In 2002, South Korean director Chan-wook Park kicked off what became known as "The Vengeance Trilogy" with the aptly titled Sympathy for Mr. Vengeance, which goes out of its way to establish why not just one, but two gentlemen would have cause to seek revenge against those who have wronged them. On one side there's deaf-mute factory worker Ryu (Ha-kyun Shin), who works double shifts so he can earn enough money to pay for the kidney transplant his sister (Ji-Eun Lim) desperately needs. After Ryu gets duped by black market organ dealers -- who not only take his savings, but also one of his kidneys -- and a legitimate organ suddenly becomes available, his activist friend Cha (Doona Bae) convinces him that a kidnapping is only way to replace the astronomical sum he needs. Their target?

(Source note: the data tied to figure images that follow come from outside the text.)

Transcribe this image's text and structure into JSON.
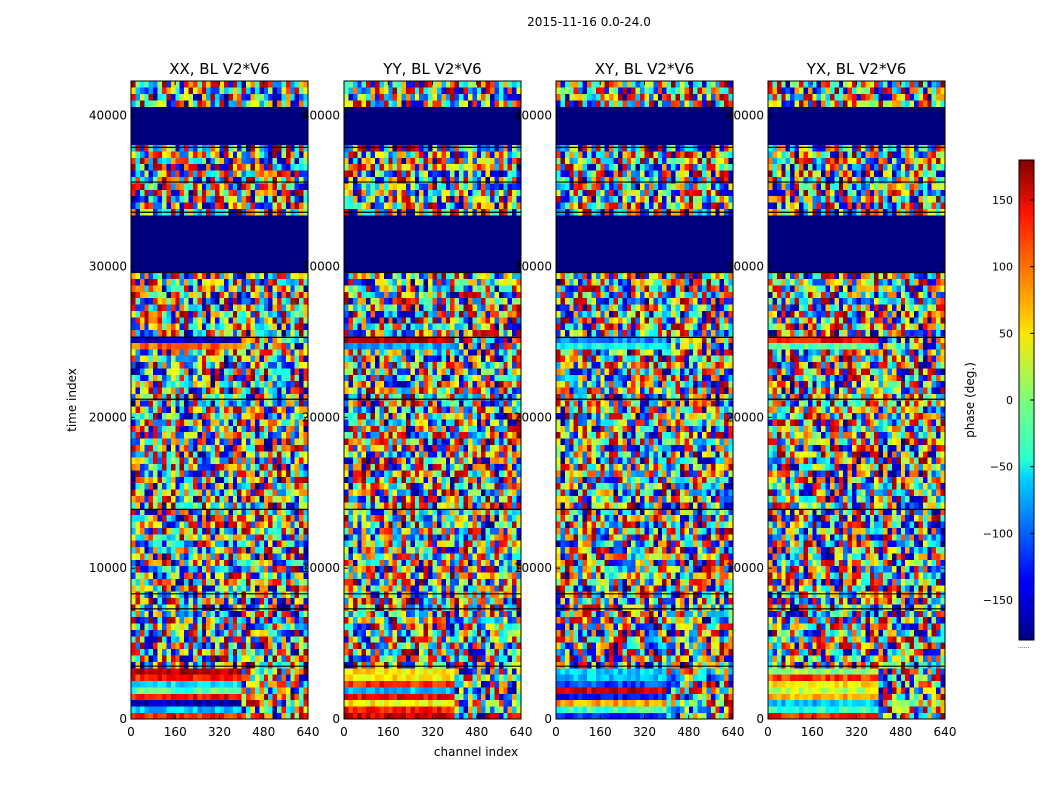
{
  "figure": {
    "title": "2015-11-16 0.0-24.0",
    "xlabel": "channel index",
    "ylabel": "time index",
    "colorbar_label": "phase (deg.)",
    "colorbar_footer": "......"
  },
  "chart_data": {
    "type": "heatmap",
    "title": "2015-11-16 0.0-24.0",
    "xlabel": "channel index",
    "ylabel": "time index",
    "xlim": [
      0,
      640
    ],
    "ylim": [
      0,
      42300
    ],
    "xticks": [
      0,
      160,
      320,
      480,
      640
    ],
    "yticks": [
      0,
      10000,
      20000,
      30000,
      40000
    ],
    "panels": [
      {
        "title": "XX, BL V2*V6",
        "pol": "XX"
      },
      {
        "title": "YY, BL V2*V6",
        "pol": "YY"
      },
      {
        "title": "XY, BL V2*V6",
        "pol": "XY"
      },
      {
        "title": "YX, BL V2*V6",
        "pol": "YX"
      }
    ],
    "colorbar": {
      "label": "phase (deg.)",
      "range": [
        -180,
        180
      ],
      "ticks": [
        -150,
        -100,
        -50,
        0,
        50,
        100,
        150
      ],
      "colormap": "jet"
    },
    "flagged_time_ranges": [
      [
        29800,
        33400
      ],
      [
        38000,
        40500
      ]
    ],
    "separator_lines_time": [
      3500,
      7300,
      8300,
      13900,
      21200,
      25300,
      29600,
      33600,
      35600,
      37900
    ],
    "channel_break": 400
  }
}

The daughter of his boss, company president Park (Kang-ho Song), who is understandably aggrieved when the kidnapping goes wrong (as kidnappings are wont to do).

With nothing left to lose, Ryu decides to track down the black marketeers who ripped him off while Park doggedly pursues him and Cha, setting in motion the chain of events that will eventually undo all of them. Of course, he has no way of knowing that, but it's hard to know what the consequences of your actions will be in the heat of the moment. If Sympathy for Mr. Vengeance has a message, it is that no matter how righteous your cause may seem (or how satisfying it may be in the short term), revenge-seeking always has a way of biting you in the ass.